Just Show Up?

Slates legal correspondent, Dahlia Lithwick, has had it up to here with Senate Republicans, who are refusing to hold hearings on President Obama’s Supreme Court nominee, Merrick Garland, with the presidential election so soon. Something must be done, she claims, and, well, here’s something:

After a suitable period of time—let’s say by the end of September of 2016—Judge Garland should simply suit up and take the vacant seat at the court. This would entail walking into the Supreme Court on the first Monday in October, donning an extra black robe, seating himself at the bench, sipping from the mighty silver milkshake cup before him, and looking like he belongs there, in the manner of George Costanza.

Lithwick reckons if Garland did this “he would be doing his job and highlighting that this is precisely what Senate tantrum throwers are refusing to do.” Lithwick further argues such radical gestures are necessary because there’s both an “intensity gap” and an “insanity gap” between Republicans and Democrats, such that only Republicans are willing to blow up the Supreme Court nomination process to retain power.

What’s baffling about this column is the way it ignores who is really responsible for how judicial appointments became so contentious. After Senator Joe Biden took over the Judiciary Committee in 1987, Democrats, under his leadership and that of Ted Kennedy, proceeded to blow up the nominations of Robert Bork and Clarence Thomas in ways that were positively slanderous. In 1992, Biden personally argued for waiting out Bush’s term before confirming any more justices. At the end of George W. Bush’s presidency, the Democratic Senate had a backlog of over 200 judicial nominations on which they refused to move as they waited out his term.

The GOP is not immune to the charge of fighting fire with fire. It is, however, historically illiterate to say that Republicans share equal blame with Democrats, who have done far more to destroy comity and deference on this issue. Indeed the problem with violating institutional norms is that once such violations become acceptable, it only encourages more—and more egregious—violations.

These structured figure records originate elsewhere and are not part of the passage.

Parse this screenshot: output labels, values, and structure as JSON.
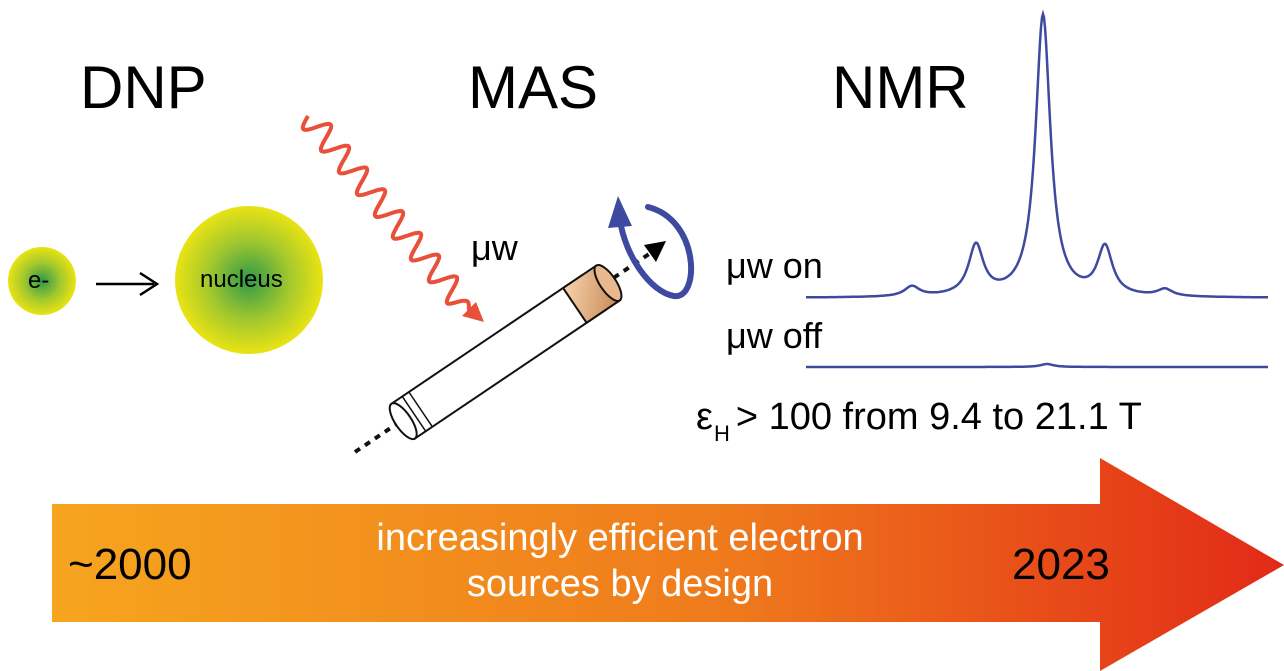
{
  "headings": {
    "dnp": "DNP",
    "mas": "MAS",
    "nmr": "NMR"
  },
  "dnp": {
    "electron_label": "e-",
    "nucleus_label": "nucleus"
  },
  "mas": {
    "microwave_label": "μw"
  },
  "nmr": {
    "on_label": "μw on",
    "off_label": "μw off",
    "enhancement": {
      "symbol": "ε",
      "subscript": "H",
      "rest": "> 100 from 9.4 to 21.1 T"
    }
  },
  "timeline": {
    "start_year": "~2000",
    "end_year": "2023",
    "caption_line1": "increasingly efficient electron",
    "caption_line2": "sources by design"
  },
  "colors": {
    "spectrum_line": "#3d4aa0",
    "rotation_arrow": "#3d4aa0",
    "microwave": "#e8503a",
    "arrow_start": "#f6a51f",
    "arrow_end": "#e22a17",
    "sphere_center": "#2f9a47",
    "sphere_edge": "#e9e313"
  },
  "icons": [
    "electron-sphere",
    "nucleus-sphere",
    "transfer-arrow",
    "microwave-wave",
    "sample-rotor",
    "rotation-arrow",
    "spin-axis",
    "nmr-spectrum",
    "timeline-arrow"
  ]
}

In 30 years we’ve gone from overwhelming Senate consent on most judicial appointments to a process that verges on complete dysfunction. And now when liberal columnists see what the Democratic party hath wrought, they respond by making rather alarming and immodest proposals that would ignore the Senate entirely in the name of upholding constitutional procedures.

To paraphrase Santayana, those that ignore the United States Constitution are doomed to repeat the very lessons of history that caused it to be written in the first place.